A data da criação de Minas do Ouro – 2 de dezembro de 1720 – é marco para o início de uma história que se assenta em trezentos anos, fazendo contracenar personagens, fatos e eventos, lutas e conquistas, raízes religiosas e culturais – riquezas de uma nação. Essas raízes e riquezas definem uma identidade e forjam uma missão. A têmpera de seus desbravadores primeiros – Matias Cardoso, Fernão Dias Paes e Manuel de Borba Gato – fecundaram o solo por onde passaram com gotas de um suor próprio que inspira a gente mineira, povo batalhador.

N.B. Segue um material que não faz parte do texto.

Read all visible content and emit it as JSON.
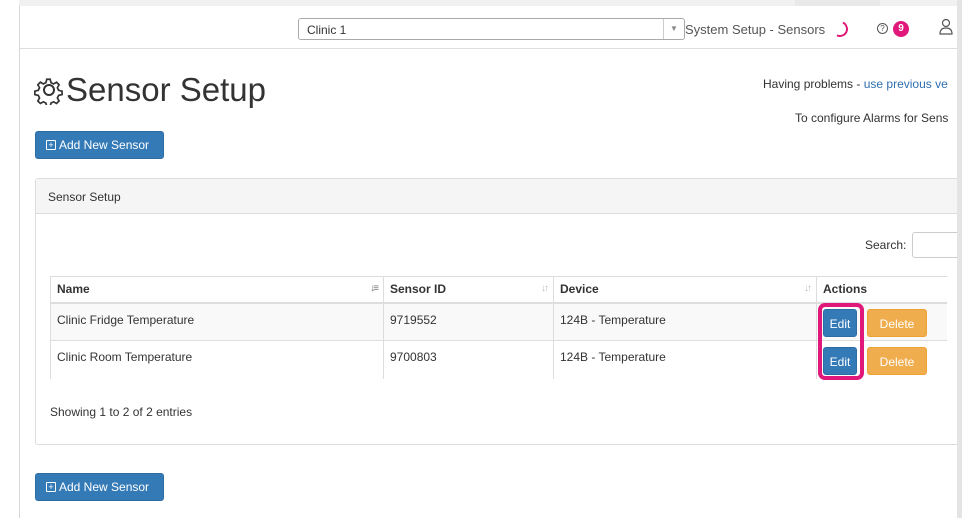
{
  "navbar": {
    "clinic_selected": "Clinic 1",
    "section_title": "System Setup - Sensors",
    "notification_count": "9"
  },
  "header": {
    "title": "Sensor Setup",
    "problems_text": "Having problems - ",
    "problems_link": "use previous ve",
    "alarms_text": "To configure Alarms for Sens"
  },
  "buttons": {
    "add_new_sensor": "Add New Sensor"
  },
  "panel": {
    "heading": "Sensor Setup",
    "search_label": "Search:",
    "search_value": "",
    "columns": [
      "Name",
      "Sensor ID",
      "Device",
      "Actions"
    ],
    "rows": [
      {
        "name": "Clinic Fridge Temperature",
        "sensor_id": "9719552",
        "device": "124B - Temperature",
        "edit": "Edit",
        "delete": "Delete"
      },
      {
        "name": "Clinic Room Temperature",
        "sensor_id": "9700803",
        "device": "124B - Temperature",
        "edit": "Edit",
        "delete": "Delete"
      }
    ],
    "showing": "Showing 1 to 2 of 2 entries"
  },
  "colors": {
    "primary": "#337ab7",
    "warning": "#f0ad4e",
    "highlight": "#e0187a"
  }
}
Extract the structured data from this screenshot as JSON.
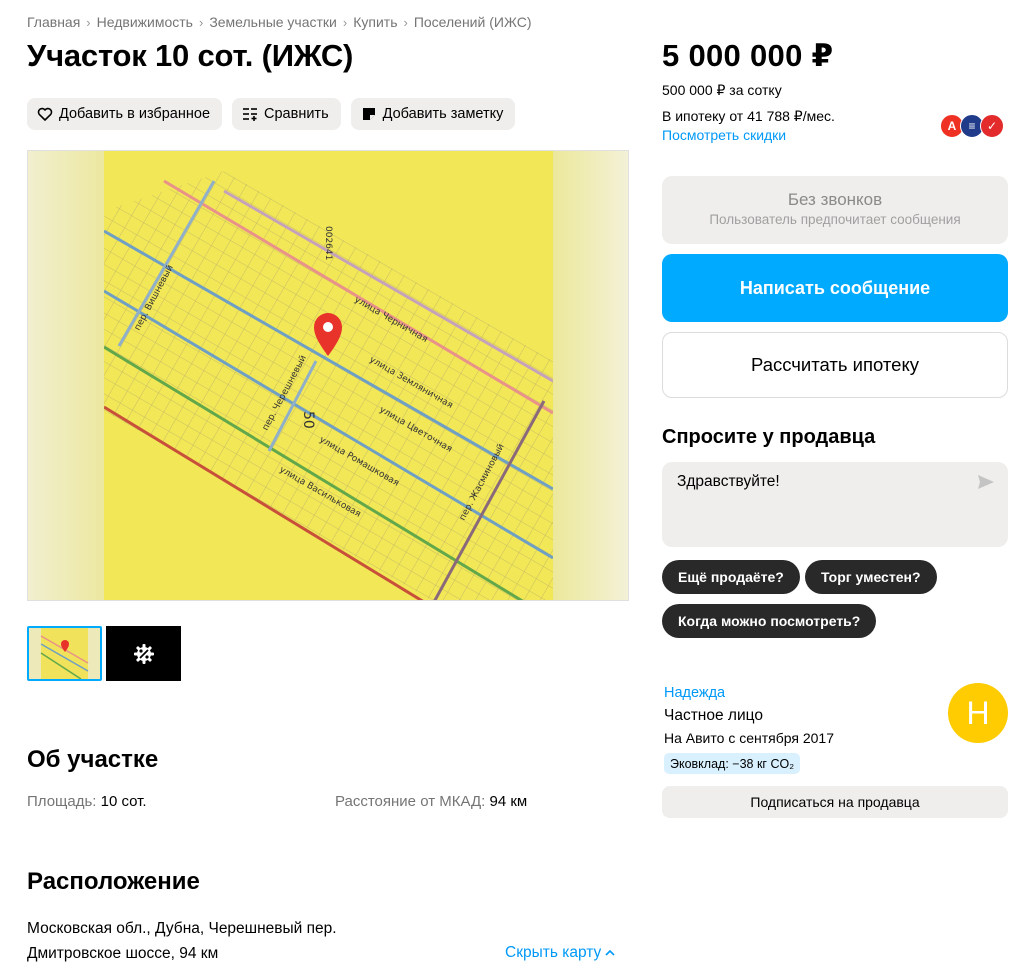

Esse povo é guardião de um Estado que merece ser chamado de “diamante”, particularmente, por suas vastas preciosidades minerais, singularidades de suas montanhas e de seus Gerais – a complexidade encantadora de seus biomas. Estado que é diamante em razão da pluralidade de seu povo, com culturas diferentes, merecendo o reconhecimento de que Minas são muitas.

Muitas Minas, de tanta riqueza em único chão, síntese de diferentes lugares. Estado que exige sabedoria de cada mineiro para bem cuidar da sua terra, pois não se pode menosprezar um legado que hospeda força: o patrimônio cultural e natural de Minas Gerais. Esse patrimônio é herança que produz uma experiência singular a quem passa a residir no Estado, um senso de pertencimento que se desdobra na adoção da cidadania mineira, com sua vitalidade preciosa. Minas congrega pluralidades espelhadas nos muitos sotaques que adornam a mesma língua – verdadeiro idioma com idiossincrasias próprias, marca de um lugar de todos e para todos.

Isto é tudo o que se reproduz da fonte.